A watercolor painting of a blueberry with dark blue and yellow washes.
Watercolor illustration of a woman with long brown hair wearing a red long-sleeve shirt and light-colored pants, standing with her hands on her hips.

Call me Ella

I am a writer, artist, and teacher of Yoga Nidra from Cape Town, South Africa.

I have a great love of the work of Carl Jung, a deep appreciation of inner work, and my respect for the process of Internal Family Systems continues to grow.

I work between South Africa and the UK — finding seashores wherever I can and writing about landscapes; both outer and inner.

Here, you will find my work as a Yoga Nidra teacher, with podcasts from the heart. While I have a great appreciation for talk therapy, I have found that my inner work practice of Yoga Nidra has given me the most consistency and confidence of Self.

Here, I aim to provide people with access to free resources so that they can start or add to an existing practice of inner work, or work with me one-to-one on a specific concern or interest.


I first encountered Yoga Nidra in 2015 when I arrived at an ashram in Karnataka, India after following a throwaway suggestion from a friend while I was travelling through the subcontinent. The ashram is run by Swami Yogaratna Saraswati who teaches introductory and advanced courses as well as running an annual Yoga Nidra teacher training programme.

I instantly fell in love with Yoga Nidra. I was swept up by an intense joy for being reunited with a forgotten part of myself, still so familiar despite having been so disconnected from it for so long. It was deeply moving that my inner world was there, waiting for me to return. It felt rich and expansive and just for me. In 2016 I returned to the ashram to train as a Yoga Nidra teacher.

Almost immediately, I saw how easy it is to take Jung’s concept of individuation — our life work of knowing ourselves; bringing together conscious with unconscious, psyche with soma, individual with collective — and overlay it on Yoga Nidra. I found the alchemy was so natural and effective — incorporating it into my training with Swami Yogaratna’s encouragement. I visited again in 2017 to spend a few months formulating a Yoga Nidra book with Swami Yogaratna and running the ashram when she was away travelling.
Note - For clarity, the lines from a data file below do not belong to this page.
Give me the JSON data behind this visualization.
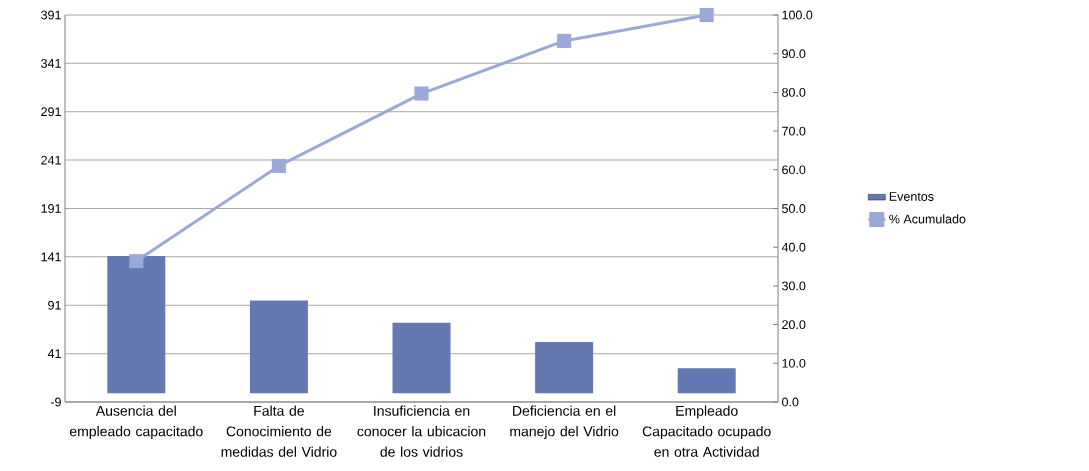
{
  "chart_data": {
    "type": "bar",
    "categories": [
      "Ausencia del empleado capacitado",
      "Falta de Conocimiento de medidas del Vidrio",
      "Insuficiencia en conocer la ubicacion de los vidrios",
      "Deficiencia en el manejo del Vidrio",
      "Empleado Capacitado ocupado en otra Actividad"
    ],
    "series": [
      {
        "name": "Eventos",
        "color": "#6479b1",
        "values": [
          142,
          96,
          73,
          53,
          26
        ]
      },
      {
        "name": "% Acumulado",
        "type": "line",
        "axis": "y2",
        "color": "#9aa9d8",
        "values": [
          36.4,
          61.0,
          79.7,
          93.3,
          100.0
        ]
      }
    ],
    "ylim": [
      -9,
      391
    ],
    "yticks": [
      -9,
      41,
      91,
      141,
      191,
      241,
      291,
      341,
      391
    ],
    "y2lim": [
      0,
      100
    ],
    "y2ticks": [
      {
        "value": 0,
        "label": "0.0"
      },
      {
        "value": 10,
        "label": "10.0"
      },
      {
        "value": 20,
        "label": "20.0"
      },
      {
        "value": 30,
        "label": "30.0"
      },
      {
        "value": 40,
        "label": "40.0"
      },
      {
        "value": 50,
        "label": "50.0"
      },
      {
        "value": 60,
        "label": "60.0"
      },
      {
        "value": 70,
        "label": "70.0"
      },
      {
        "value": 80,
        "label": "80.0"
      },
      {
        "value": 90,
        "label": "90.0"
      },
      {
        "value": 100,
        "label": "100.0"
      }
    ],
    "grid": "y",
    "legend": "right",
    "marker": "square"
  }
}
When I returned to the UK, I spent the next 7 years nurturing my unique approach to Yoga Nidra as a method of individuation. It wasn’t until early 2024 that I experienced Internal Family Systems with a Jungian analyst and discovered the joys of working with ‘parts’.

It was similar to what I had been doing already, but the results were so rapid, and the framework of IFS gave me greater ease at describing these internal systems to myself and others. The already very imaginative landscape of possibility suddenly broadened even more.

The work I do does not constitute as Jungian Analysis nor IFS therapy, but rather it is heavily informed by a deep personal study of both. It remains in integrity — a Yoga Nidra practice.

It is this approach that you encounter through the Afterglow Yogic Sleep podcast or through working with me directly. Through these podcasts, I open the door and invite in all who wish to enter.


This Inner Work

The Afterglow Yogic Sleep inner work is a relaxing secular practice that invites you to go within and spend time with your Self using themes that are — collective; common to most people, and — individual; more relevant to smaller groups.

Yoga Nidra is simply an effective tool, guiding us to sit with ourselves as we connect with internal wells of inspiration, support ourselves through chronic illness, meet the inner child, or even spend the time in a state of prolonged reverie.

The process may seem daunting, but it continually surprises me — how gentle and comforting it is. We are after all, entering our own home.

Turning the gaze within, we can walk through the hallways of our lives and find the most serene and jubilant parts of ourselves.

May the Afterglow be as warm as the journey is deep.

Watercolor painting of a woman sitting on a bed, looking at framed sketches of her ancestors.